Abstract

Among the most contentious political issues today is the status of war refugees. Most Americans assume that this is a twentieth-century issue—tragic, albeit peripheral—that was the inevitable result of modern warfare. In Troubled Refuge Chandra Manning demonstrates that refugees were central to the course and consequence of the nineteenth-century Civil War. Civil War refugees have been studied, but scholars and others used the term refugees to describe Southern whites fleeing advancing armies. In memory, formerly enslaved Americans retained the dubious but legally correct (in 1861) status as contrabands, not refugees. Regardless of the appellation or the term, understanding former slaves' actions as refugees remains central to how modern scholars assess the evolution of the Civil War from a war for union to a war for freedom—the end of slavery and the realization of emancipation. Manning's award-winning study What This Cruel War Was Over: Soldiers, Slavery, and the Civil War (2007) examined soldiers' evolving views of emancipation, which she asserts was central to what they believed the war was about. Her current study documents the conscious efforts of the formerly enslaved to change these white soldiers' views. Manning explains that “this book is an extended meditation on the tension between structure and agency in the wartime destruction of slavery in the United States” (p. 10).
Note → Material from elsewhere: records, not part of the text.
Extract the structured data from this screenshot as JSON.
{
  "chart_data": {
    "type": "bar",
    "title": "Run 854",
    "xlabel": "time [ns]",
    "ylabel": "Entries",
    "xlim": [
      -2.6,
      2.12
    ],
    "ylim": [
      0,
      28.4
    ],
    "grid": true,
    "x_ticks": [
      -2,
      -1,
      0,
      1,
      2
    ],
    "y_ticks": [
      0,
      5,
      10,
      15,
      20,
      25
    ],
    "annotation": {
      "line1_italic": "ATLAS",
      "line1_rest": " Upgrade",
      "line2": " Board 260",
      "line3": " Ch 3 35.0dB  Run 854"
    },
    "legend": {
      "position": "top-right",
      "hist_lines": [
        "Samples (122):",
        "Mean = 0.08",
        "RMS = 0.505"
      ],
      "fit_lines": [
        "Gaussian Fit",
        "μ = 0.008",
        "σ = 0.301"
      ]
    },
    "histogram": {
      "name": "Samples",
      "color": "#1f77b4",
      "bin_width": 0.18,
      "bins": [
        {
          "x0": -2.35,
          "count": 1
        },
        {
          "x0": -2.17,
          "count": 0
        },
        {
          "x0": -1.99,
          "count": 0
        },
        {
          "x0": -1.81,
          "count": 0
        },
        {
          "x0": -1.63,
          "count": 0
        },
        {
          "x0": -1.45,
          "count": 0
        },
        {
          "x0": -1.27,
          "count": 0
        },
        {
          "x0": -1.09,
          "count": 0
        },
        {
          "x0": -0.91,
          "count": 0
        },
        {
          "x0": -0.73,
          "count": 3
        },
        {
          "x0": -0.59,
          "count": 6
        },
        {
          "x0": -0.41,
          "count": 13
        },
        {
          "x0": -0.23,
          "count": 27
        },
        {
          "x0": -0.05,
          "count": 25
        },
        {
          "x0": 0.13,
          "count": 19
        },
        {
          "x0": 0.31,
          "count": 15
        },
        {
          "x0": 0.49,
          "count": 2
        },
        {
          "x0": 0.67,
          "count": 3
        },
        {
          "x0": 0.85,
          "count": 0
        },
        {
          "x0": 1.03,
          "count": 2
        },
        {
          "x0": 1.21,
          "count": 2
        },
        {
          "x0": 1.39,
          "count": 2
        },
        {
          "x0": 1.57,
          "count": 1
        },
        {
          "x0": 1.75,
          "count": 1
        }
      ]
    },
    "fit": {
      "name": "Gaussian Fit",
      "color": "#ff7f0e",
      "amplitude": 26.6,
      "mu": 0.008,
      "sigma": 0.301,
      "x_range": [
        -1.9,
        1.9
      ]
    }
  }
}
Slavery ended because of formerly enslaved individuals' “courage determination and resilience”; however, none of this would have mattered because “sometimes immense structural forces—like firepower and state power—overcome people, no matter how resolute their will” (ibid.). In her view, black refugees allied with the army and the federal government, allowing them to achieve their goals. While scholars usually summarize these goals as emancipation and citizenship, Manning's nuanced analysis of citizenship demonstrates that refugees' push was not about political rights but about “autonomy for themselves, their loved ones and their communities” (p. 14).